This yoke alignment mystery has had me on the hop too. Let me really 'throw the cat amongst the pidgeons' here.
I have another car, a 1986 VL Calais built by GM-H [Aust.] equipped with a 6 cyl turbo and 4 spd auto which has the yokes in-line, but the exact same car in the 5 spd manual version has the yokes at 90 degrees!
Same diff and nose cone angle, same suspension, same shaft diameter and similar if not the same shaft length, yet totally opposing theroies on yoke alignment.
My nephew has a 5 spd manual version and it drives perfectly at all speeds and powers with the 90 deg offset shaft.
I have spoken to a few drive shaft specialists around the country and none of them can tell me why the manual VL has the yokes at 90 deg.
I've tried chasing GM about this but can't get past "level 1 support" as yet.
A couple of the driveshaft specialists did also mention that they had on file other GM-H cars with odd offsets like 20 deg and 33 deg. etc, though these may apply to cars with full IRS which may not have equal input/output included angles.

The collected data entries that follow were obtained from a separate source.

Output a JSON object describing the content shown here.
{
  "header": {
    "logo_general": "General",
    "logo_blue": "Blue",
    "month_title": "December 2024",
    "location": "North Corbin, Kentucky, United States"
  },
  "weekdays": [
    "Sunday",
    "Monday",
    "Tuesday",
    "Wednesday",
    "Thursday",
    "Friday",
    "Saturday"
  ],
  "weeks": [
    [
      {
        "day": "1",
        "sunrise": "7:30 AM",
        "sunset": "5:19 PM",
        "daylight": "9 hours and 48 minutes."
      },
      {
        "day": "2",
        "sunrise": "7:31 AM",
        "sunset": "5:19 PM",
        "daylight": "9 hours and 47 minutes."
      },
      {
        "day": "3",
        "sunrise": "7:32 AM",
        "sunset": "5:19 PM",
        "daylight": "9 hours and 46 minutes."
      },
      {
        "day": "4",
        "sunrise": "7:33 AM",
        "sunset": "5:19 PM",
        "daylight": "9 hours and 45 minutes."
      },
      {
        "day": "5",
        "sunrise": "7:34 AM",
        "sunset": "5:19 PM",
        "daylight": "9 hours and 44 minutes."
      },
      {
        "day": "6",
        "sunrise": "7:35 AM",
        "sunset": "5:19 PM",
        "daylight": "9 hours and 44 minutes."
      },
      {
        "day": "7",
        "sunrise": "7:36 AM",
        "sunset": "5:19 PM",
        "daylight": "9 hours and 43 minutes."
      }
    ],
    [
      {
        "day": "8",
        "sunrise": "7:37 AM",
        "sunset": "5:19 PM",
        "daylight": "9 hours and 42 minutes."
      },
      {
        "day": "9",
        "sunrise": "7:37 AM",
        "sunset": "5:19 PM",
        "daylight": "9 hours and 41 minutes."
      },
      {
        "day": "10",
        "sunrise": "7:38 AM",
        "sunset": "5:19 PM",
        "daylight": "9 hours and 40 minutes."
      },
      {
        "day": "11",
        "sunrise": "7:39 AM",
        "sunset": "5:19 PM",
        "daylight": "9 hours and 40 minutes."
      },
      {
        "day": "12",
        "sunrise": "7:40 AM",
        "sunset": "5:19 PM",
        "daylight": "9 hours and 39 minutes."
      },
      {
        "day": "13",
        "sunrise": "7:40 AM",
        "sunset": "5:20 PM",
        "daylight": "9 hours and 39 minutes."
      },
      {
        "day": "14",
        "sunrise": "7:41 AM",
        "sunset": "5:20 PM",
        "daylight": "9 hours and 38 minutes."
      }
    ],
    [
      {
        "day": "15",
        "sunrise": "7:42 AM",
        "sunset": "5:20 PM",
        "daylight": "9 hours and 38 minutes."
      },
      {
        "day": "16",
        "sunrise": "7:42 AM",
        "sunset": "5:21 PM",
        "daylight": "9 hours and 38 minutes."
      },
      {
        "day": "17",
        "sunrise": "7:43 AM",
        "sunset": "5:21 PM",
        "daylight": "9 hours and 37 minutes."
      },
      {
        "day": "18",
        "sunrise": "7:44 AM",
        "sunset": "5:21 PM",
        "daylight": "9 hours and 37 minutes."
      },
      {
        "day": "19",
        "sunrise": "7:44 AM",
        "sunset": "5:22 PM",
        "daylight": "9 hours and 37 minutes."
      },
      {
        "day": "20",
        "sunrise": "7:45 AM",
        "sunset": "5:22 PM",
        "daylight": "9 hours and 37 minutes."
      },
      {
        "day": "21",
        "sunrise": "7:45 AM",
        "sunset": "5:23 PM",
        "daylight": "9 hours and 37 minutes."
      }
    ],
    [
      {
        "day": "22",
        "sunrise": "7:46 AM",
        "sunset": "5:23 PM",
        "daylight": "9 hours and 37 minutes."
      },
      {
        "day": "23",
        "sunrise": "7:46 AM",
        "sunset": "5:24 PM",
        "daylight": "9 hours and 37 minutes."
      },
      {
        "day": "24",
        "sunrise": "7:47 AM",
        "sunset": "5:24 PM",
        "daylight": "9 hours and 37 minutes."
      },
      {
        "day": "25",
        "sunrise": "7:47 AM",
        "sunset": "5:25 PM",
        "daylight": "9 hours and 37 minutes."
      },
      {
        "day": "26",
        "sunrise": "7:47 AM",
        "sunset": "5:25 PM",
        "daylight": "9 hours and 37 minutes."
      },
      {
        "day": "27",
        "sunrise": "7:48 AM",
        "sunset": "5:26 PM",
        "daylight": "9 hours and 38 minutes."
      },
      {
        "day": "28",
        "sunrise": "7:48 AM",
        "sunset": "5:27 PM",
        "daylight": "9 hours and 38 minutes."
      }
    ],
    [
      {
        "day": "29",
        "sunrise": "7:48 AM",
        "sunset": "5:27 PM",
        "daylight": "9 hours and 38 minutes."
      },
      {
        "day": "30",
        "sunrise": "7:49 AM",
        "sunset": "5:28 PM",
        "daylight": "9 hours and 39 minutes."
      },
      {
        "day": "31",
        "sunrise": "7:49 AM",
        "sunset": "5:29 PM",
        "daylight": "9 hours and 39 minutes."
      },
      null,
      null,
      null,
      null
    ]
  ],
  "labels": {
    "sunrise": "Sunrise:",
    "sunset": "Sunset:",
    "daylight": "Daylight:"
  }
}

One thing that may need to be factored in to the theory is the shift in nose cone angle as the diff travels up and down, which is certainly the case with 4 coil suspension setups, so the whole thing with yoke alignment may be something of a 'best compromise', but 90 degrees is at the extreme and theoretically should compound the problem, not cancel it!! [Why did they do it and why does it work!!
]
I'm going to chase this mystery some more, if I get some answers I'll be sure to post back here.